If you haven’t seen The Goonies, you’re missing out! If you haven’t watched it in years, watch it again. (It holds up well, but you’ll be surprised at the incessant swearing. I suppose it says something about how sanitized adolescent movies have become that I flinched each time the “S” word was uttered. ) Remember that scene when the kids are below ground searching for One-Eyed Willie and they find a mountain of coins? They all start screaming “treasure!” and stuffing their pockets and thinking they’ve saved their family homes from the big bad developer until Mouth (Corey Feldman) stops them. He stands on the coins, water streaming down his face, and tells them they can’t take the coins. They’re at the bottom of a wishing well, and the coins represent wishes. To us, he says, the coins are treasure, but to the people who tossed them down the well, they are dreams. And you can’t take someone’s dreams.

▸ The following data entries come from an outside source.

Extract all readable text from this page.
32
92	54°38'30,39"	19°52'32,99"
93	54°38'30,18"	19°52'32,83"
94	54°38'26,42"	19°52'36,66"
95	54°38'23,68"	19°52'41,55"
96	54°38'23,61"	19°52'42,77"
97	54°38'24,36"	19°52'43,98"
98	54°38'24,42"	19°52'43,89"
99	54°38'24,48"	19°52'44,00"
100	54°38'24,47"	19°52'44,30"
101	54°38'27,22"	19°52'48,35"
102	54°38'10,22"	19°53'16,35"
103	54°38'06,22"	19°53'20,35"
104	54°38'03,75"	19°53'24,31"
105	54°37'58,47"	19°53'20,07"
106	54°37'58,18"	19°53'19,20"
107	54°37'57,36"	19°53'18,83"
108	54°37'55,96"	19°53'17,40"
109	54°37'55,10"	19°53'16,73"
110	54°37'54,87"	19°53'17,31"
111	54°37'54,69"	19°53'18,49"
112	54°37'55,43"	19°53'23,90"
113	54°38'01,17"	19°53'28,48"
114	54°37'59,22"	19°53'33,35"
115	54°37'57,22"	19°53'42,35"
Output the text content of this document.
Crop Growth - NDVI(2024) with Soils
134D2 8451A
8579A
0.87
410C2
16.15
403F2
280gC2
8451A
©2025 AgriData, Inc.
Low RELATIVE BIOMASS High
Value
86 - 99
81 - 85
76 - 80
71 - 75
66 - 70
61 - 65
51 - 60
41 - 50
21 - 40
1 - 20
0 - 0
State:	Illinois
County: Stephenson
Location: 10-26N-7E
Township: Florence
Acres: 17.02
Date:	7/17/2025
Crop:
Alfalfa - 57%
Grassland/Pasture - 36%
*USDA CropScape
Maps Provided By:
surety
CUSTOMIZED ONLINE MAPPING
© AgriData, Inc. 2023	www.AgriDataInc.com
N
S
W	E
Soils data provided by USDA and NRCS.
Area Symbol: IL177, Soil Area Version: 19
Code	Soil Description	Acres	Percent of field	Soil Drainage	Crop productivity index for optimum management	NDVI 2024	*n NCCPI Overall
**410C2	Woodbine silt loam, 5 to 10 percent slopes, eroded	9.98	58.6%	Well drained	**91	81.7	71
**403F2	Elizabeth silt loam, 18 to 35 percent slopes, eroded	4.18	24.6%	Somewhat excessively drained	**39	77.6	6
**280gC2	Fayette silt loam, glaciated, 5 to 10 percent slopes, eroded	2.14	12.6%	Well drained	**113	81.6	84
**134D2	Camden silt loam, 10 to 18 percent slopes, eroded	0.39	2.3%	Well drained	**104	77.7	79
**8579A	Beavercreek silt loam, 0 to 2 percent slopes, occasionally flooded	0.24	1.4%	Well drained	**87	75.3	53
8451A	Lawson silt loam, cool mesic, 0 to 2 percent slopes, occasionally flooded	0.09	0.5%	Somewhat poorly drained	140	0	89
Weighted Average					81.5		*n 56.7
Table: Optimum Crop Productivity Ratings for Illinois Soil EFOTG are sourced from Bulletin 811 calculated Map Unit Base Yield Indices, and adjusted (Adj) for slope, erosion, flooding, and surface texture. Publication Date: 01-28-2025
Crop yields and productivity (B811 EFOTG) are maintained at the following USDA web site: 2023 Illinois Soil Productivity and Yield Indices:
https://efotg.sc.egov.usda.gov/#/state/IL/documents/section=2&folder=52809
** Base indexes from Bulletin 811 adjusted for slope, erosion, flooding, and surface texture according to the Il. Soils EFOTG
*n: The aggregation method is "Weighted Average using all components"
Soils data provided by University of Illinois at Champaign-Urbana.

We received two rejections from editors in the past few days. They complimented our writing style and noted that the book had much to offer, but passed for various reasons. I get it; to them, the book is a commodity. Especially in this market, they have to know they can sell it. But I can’t help wanting to scream, “it may be a commodity to you, but to us, it’s our dream! Don’t take our dream!” I just have to keep reminding myself, other editors are considering the book and, at the end of The Goonies, the kids find treasure after all.